Unlocking domain knowledge : model adaptation for non-normative Dutch

Publication type
A2
Publication status
In press
Authors
Debaene, F, Maladry, A, Singh, P., Lefever, E., & Hoste, V.
Journal
COMPUTATIONAL LINGUISTICS IN THE NETHERLANDS JOURNAL
Volume
14
Download
(.pdf)
View in Biblio
(externe link)

Abstract

This study examines the adaptation of transformer models to two non-normative Dutch language variants: early modern Dutch and contemporary social media Dutch. Both share linguistic features that set them apart from standard Dutch, including spelling inconsistencies, semantic shifts and out-of-domain vocabulary. To address this, we explore two domain adaptation techniques to adapt models to these language variants: (1) continued full-model pre-training and (2) training specialized adapters integrated into existing models. We evaluate these adaptation techniques on sentiment and emotion detection in early modern Dutch comedies and farces and on emotion and irony detection in Dutch tweets.

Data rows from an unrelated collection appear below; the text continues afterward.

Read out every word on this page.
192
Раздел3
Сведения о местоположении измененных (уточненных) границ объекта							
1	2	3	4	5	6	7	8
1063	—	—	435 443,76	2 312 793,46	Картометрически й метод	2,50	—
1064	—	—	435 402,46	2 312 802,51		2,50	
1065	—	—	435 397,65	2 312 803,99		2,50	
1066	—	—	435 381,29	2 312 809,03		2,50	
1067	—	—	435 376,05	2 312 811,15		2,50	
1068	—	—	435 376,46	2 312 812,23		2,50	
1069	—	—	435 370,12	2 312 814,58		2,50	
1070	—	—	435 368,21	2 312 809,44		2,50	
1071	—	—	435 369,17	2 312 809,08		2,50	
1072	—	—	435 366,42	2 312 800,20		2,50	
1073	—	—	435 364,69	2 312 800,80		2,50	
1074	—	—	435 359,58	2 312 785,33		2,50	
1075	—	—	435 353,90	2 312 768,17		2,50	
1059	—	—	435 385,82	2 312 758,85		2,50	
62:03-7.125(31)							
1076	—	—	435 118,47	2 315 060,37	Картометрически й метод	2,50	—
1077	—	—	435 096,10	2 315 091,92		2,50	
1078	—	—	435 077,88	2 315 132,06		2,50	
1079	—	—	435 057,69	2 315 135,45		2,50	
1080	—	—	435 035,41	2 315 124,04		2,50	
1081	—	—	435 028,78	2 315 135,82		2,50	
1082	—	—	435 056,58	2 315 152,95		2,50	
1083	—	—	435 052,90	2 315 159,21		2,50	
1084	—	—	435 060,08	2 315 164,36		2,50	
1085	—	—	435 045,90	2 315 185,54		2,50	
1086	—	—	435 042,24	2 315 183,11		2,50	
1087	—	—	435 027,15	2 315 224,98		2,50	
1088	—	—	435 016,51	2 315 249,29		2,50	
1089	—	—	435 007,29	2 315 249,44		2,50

Our results show that both adaptation methods significantly improve performance on historical and social media Dutch tasks, with the greatest gains occurring when domain-relevant datasets are used. The effectiveness of model adaptation is task-dependent and sensitive to the selection of pre-training data, emphasizing domain relevance over data quantity for optimizing downstream performance. We hypothesize that contemporary Dutch encoder models already capture informal language but lack historical Dutch exposure, making adaptation more impactful for the latter. Additionally, we compare adapted encoder models to generative decoder models, which are state-of-the-art in many NLP tasks. While generative models fail to match the performance of our adapted models for historical Dutch, fine-tuned generative models outperform adapted models on social media Dutch tasks. This suggests that task-specific fine-tuning remains crucial for effective generative modelling. Finally, we release two pre-training corpora for Dutch encoder adaptation and two novel task-specific datasets for early modern Dutch on Hugging Face.